Article de Joseph Gabel alias Lucien Martin paru dans Masses, n° 12, décembre 1947-janvier 1948, p. 25-28


DANS la presse « libre » d’une des « démocraties nouvelles », l’auteur de ces lignes a lu, il y a un an, un article étonnant. Il s’agit de la « Chine victorieuse ». Le journaliste y démontrait que la Chine n’était pas victorieuse du tout, son rôle ayant consisté à gagner du temps pour permettre aux Etats-Unis, à l’Angleterre et à l’Union Soviétique de battre le Japon…

Certes, nous n’avons aucune sympathie pour le régime dictatorial du maréchal Tchang Kaï Chek. Mais de là à nier ce miracle de ténacité que constitue cette résistance de dix ans contre l’envahisseur japonais, où les Chinois, tout comme le firent les Russes, utilisèrent stratégiquement l’immensité de leur pays et à mettre cette résistance sur le même plan que l’intervention de trois jours que fit l’U.R.S.S. en Extrême-Orient pour pouvoir participer à la curée, il y a là de quoi choquer toute intelligence normalement constituée.

Si dans la presse stalinienne française soumise à la critique d’une opinion encore libre on ne trouve pas d’exemple aussi frappant, la thèse qu’elle défend quant à la signification de cette guerre, pour être plus modérée dans sa forme, n’en est pas moins absurde dans son fond. A lire ces publications, l’U.R.S.S. a seule gagné la guerre, les autres puissances n’ayant eu qu’un rôle de comparses. Le rédacteur d’un journal parisien s’étant permis d’écrire : « La mer a vaincu l’Allemagne », Les Lettres Françaises ont répliqué spirituellement : « En effet, nous nous rappelons bien de la bataille navale de Stalingrad ». Nous ne commettrons pas la bévue de chercher sur la carte le golfe de Stalingrad. Mais Stalingrad n’est pas sorti du néant. Tout ce qui l’a préparé : la résistance héroïque de l’Angleterre en 1949, les convois alliés à Mourmansk, les bombardiers sur les usines allemandes et autres faits de cet ordre n’existent pas pour le journaliste stalinien. Données historiques indiscutables pour nous, il les relègue tout bonnement dans le domaine de l’Uchronie.

Mentalité stalinienne et mentalité nazie

Il serait intéressant d’établir un parallélisme entre la mentalité stalinienne et la mentalité nazie. On peut aller jusqu’à affirmer que, sur le plan de la logique pure, la mentalité nazie est moins éloignée du sens commun que la mentalité stalinienne (1). Expliquons-nous. Dire que les Allemands, étant le plus fort des peuples, ont le droit de martyriser les autres, c’est sûrement une monstruosité morale, ce n’est pas à proprement parler une monstruosité logique. Par contre des affirmations comme celle que l’U.R.S.S. représente une forme perfectionnée de le démocratie et ceci proféré par des personnes souvent intelligentes et de bonne foi, relève pour nous, sinon de la pathologie, du moins de la psychologie différentielle.
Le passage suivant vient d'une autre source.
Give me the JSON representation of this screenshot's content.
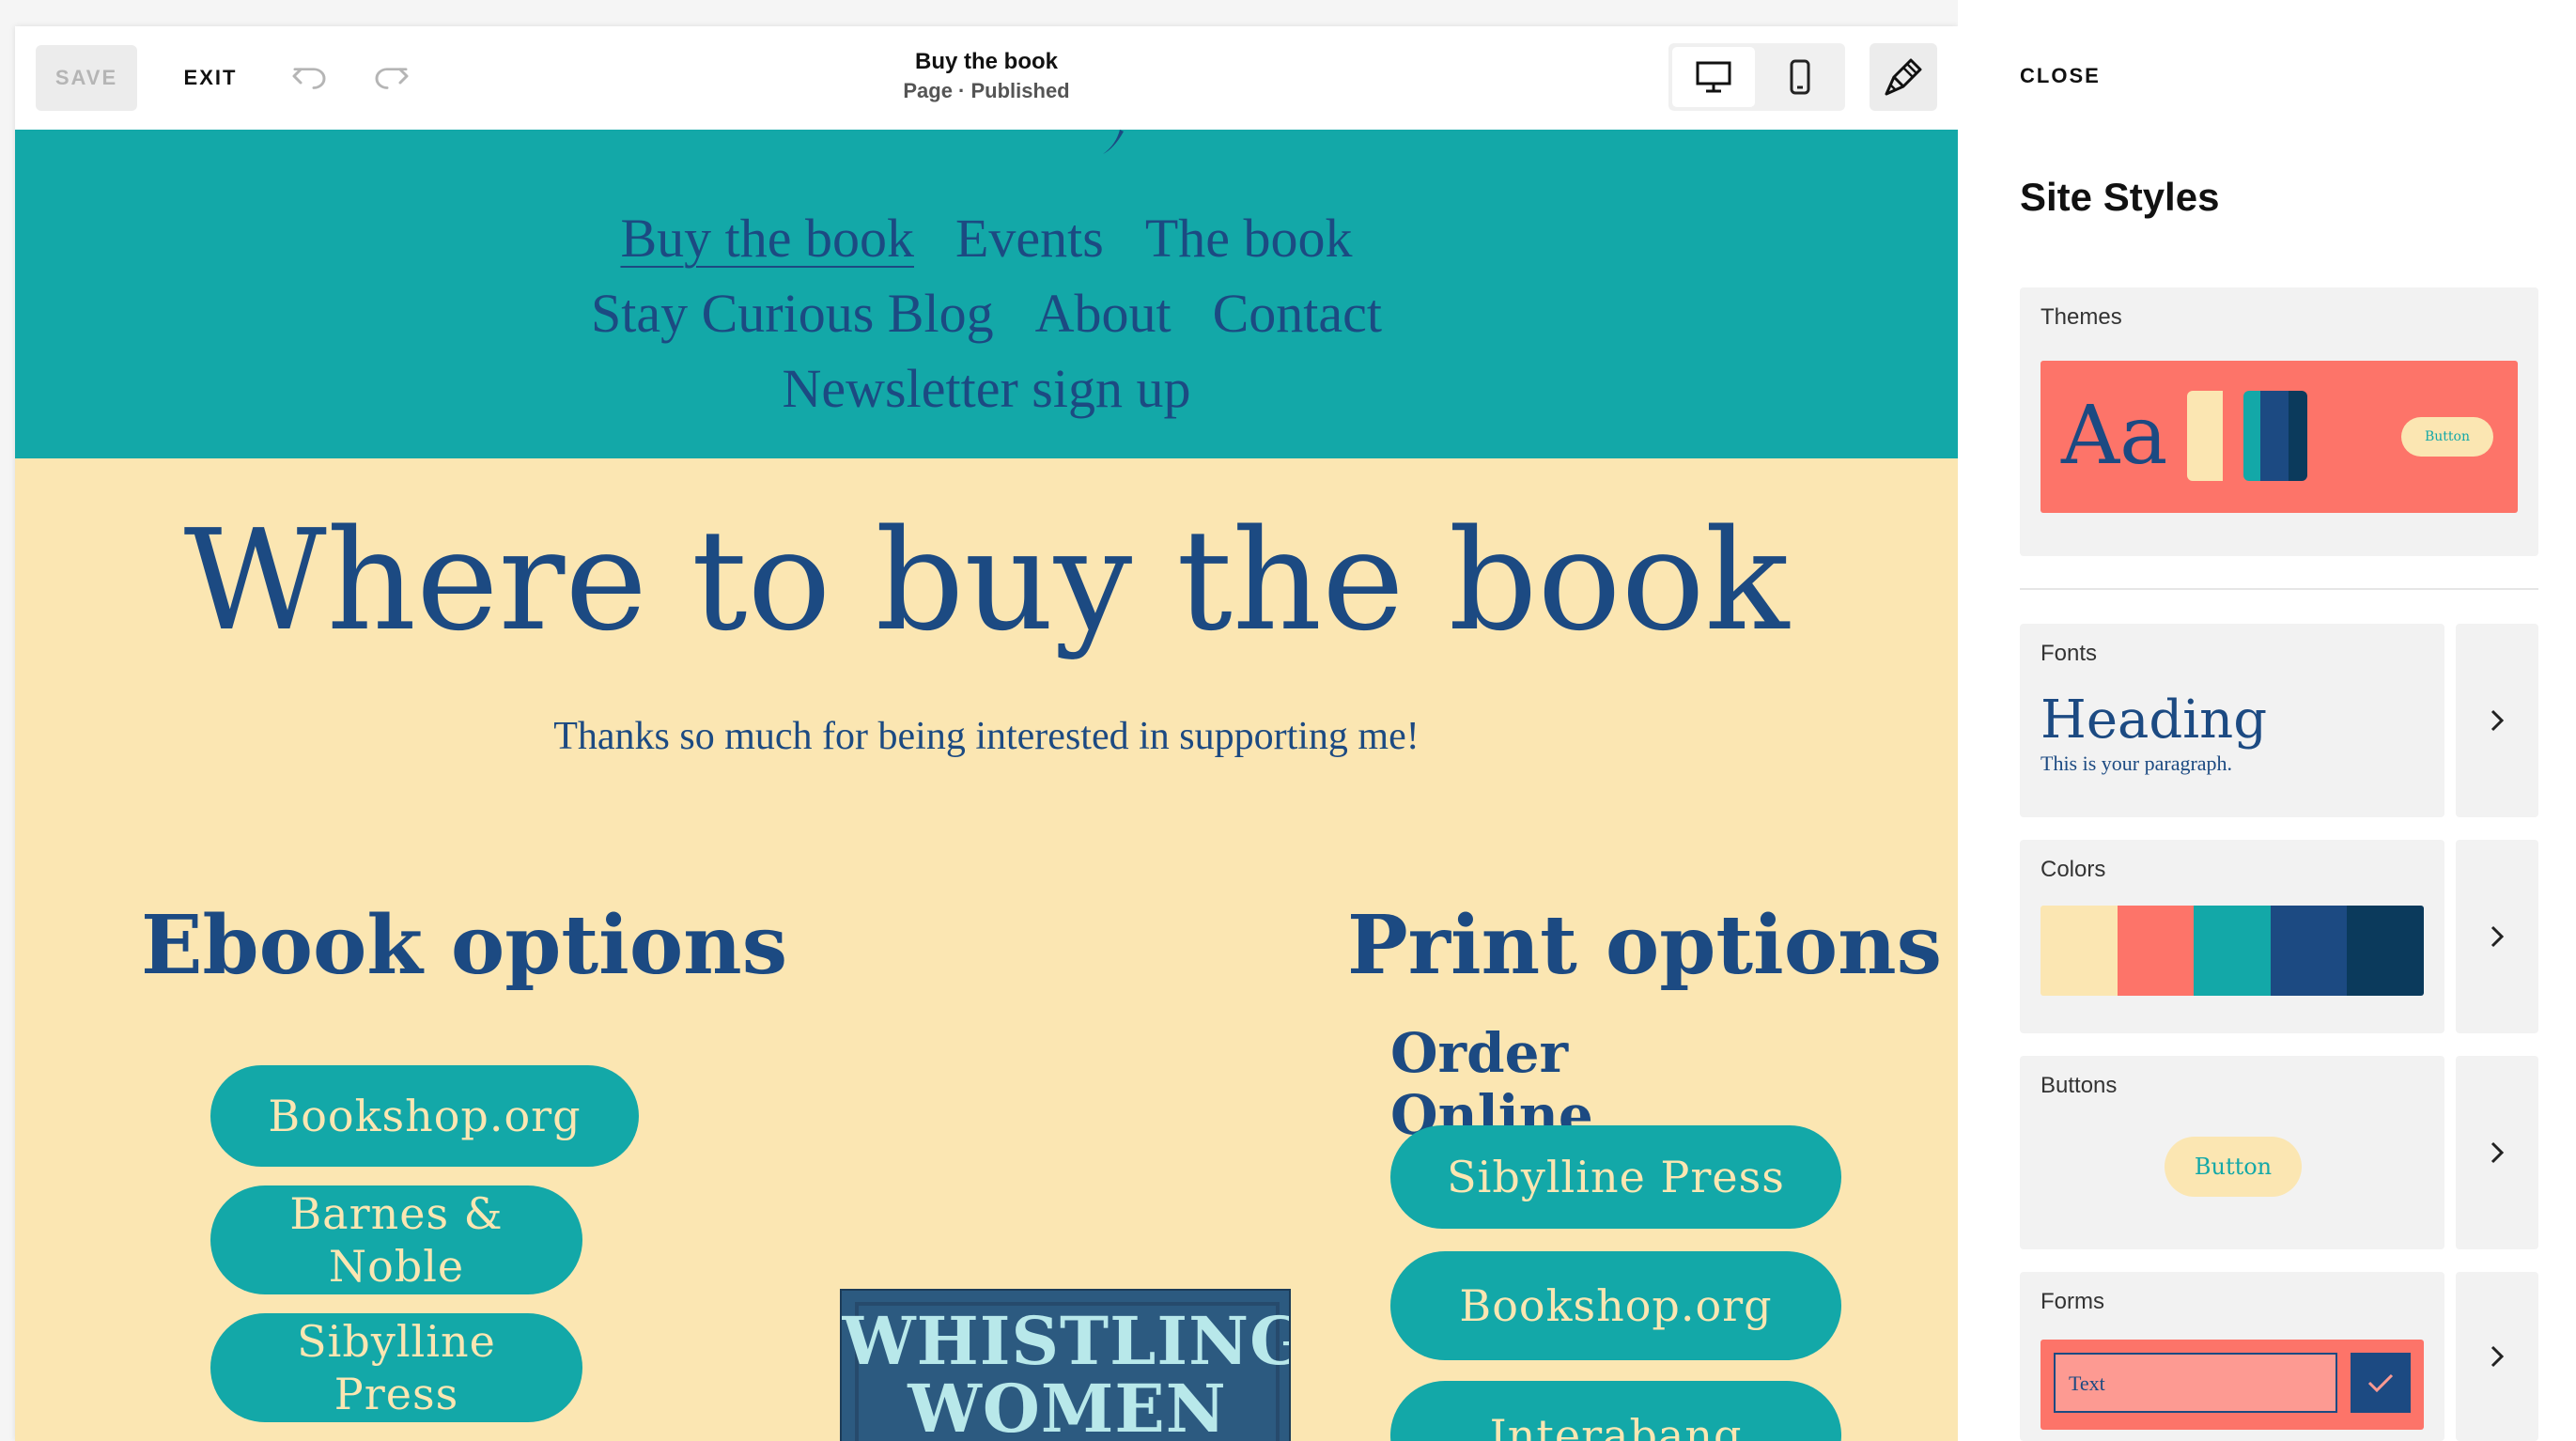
{
  "toolbar": {
    "save_label": "SAVE",
    "exit_label": "EXIT",
    "page_title": "Buy the book",
    "page_status": "Page · Published"
  },
  "site": {
    "nav": {
      "row1": [
        "Buy the book",
        "Events",
        "The book"
      ],
      "row2": [
        "Stay Curious Blog",
        "About",
        "Contact"
      ],
      "row3": [
        "Newsletter sign up"
      ],
      "active": "Buy the book"
    },
    "hero_title": "Where to buy the book",
    "hero_subtitle": "Thanks so much for being interested in supporting me!",
    "ebook": {
      "heading": "Ebook options",
      "buttons": [
        "Bookshop.org",
        "Barnes &\nNoble",
        "Sibylline\nPress"
      ]
    },
    "print": {
      "heading": "Print options",
      "subheading": "Order\nOnline",
      "buttons": [
        "Sibylline Press",
        "Bookshop.org",
        "Interabang"
      ]
    },
    "book_cover_text": "WHISTLING\nWOMEN"
  },
  "panel": {
    "close_label": "CLOSE",
    "title": "Site Styles",
    "themes": {
      "label": "Themes",
      "sample": "Aa",
      "button_label": "Button"
    },
    "fonts": {
      "label": "Fonts",
      "heading_sample": "Heading",
      "paragraph_sample": "This is your paragraph."
    },
    "colors": {
      "label": "Colors",
      "palette": [
        "#fbe6b2",
        "#fd7469",
        "#13a8a8",
        "#1c4a82",
        "#0b3a5c"
      ]
    },
    "buttons": {
      "label": "Buttons",
      "sample": "Button"
    },
    "forms": {
      "label": "Forms",
      "input_sample": "Text"
    }
  },
  "icons": [
    "undo-icon",
    "redo-icon",
    "desktop-icon",
    "mobile-icon",
    "paintbrush-icon",
    "chevron-right-icon",
    "checkmark-icon"
  ]
}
Il doit exister à la base de la pensée stalinienne une modification structurelle de l’appareil logique de préhension de la réalité. Dans ce qui suivra nous essaierons de mettre en évidence un des aspects de cette pseudo logique stalinienne.
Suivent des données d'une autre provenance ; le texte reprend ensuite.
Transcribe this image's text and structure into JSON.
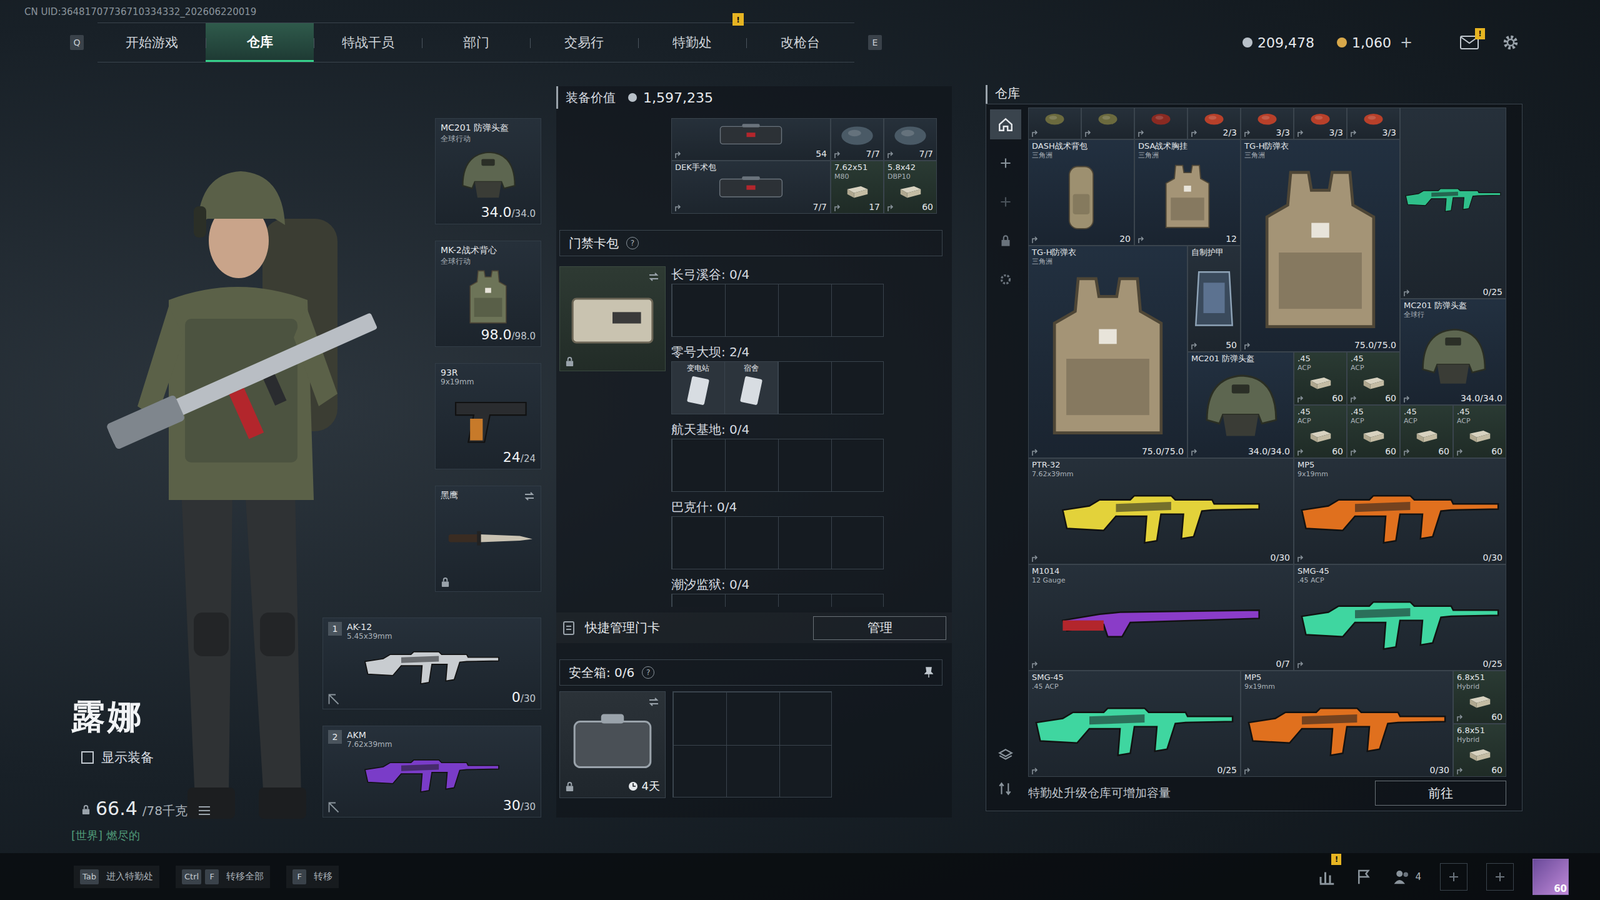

Le syllogisme de la fausse identité

A la base de la plupart des argumentations staliniennes, on retrouve une formule que l’on pourrait appeler le « syllogisme de la fausse identité ». En voici un exemple : Vers 1936, l’Humanité a publié la manchette suivante : « Les trotskistes sont contre le front populaire, Hitler aussi… », avec comme sous-entendu que les trotskistes sont des alliés d’Hitler, thèse absurde et ignoble à laquelle les procès de Moscou ont fourni, à l’époque, une illustration sanglante. L’analogie du procédé logique saute aux yeux. En effet, entre la critique trotskiste de la tactique du front populaire et sa « critique » par Hitler, il n’y a réellement rien de commun, sauf le mot abstrait. Il s’agit donc d’extraire le mot « critique » de son contexte historico-politique concret et de bâtir là-dessus une fausse identité entre trotskisme et hitlérisme, identité qui a servi de base à la monstrueuse farce des procès de Moscou. Les publications staliniennes fourmillent d’ « arguments » de ce genre.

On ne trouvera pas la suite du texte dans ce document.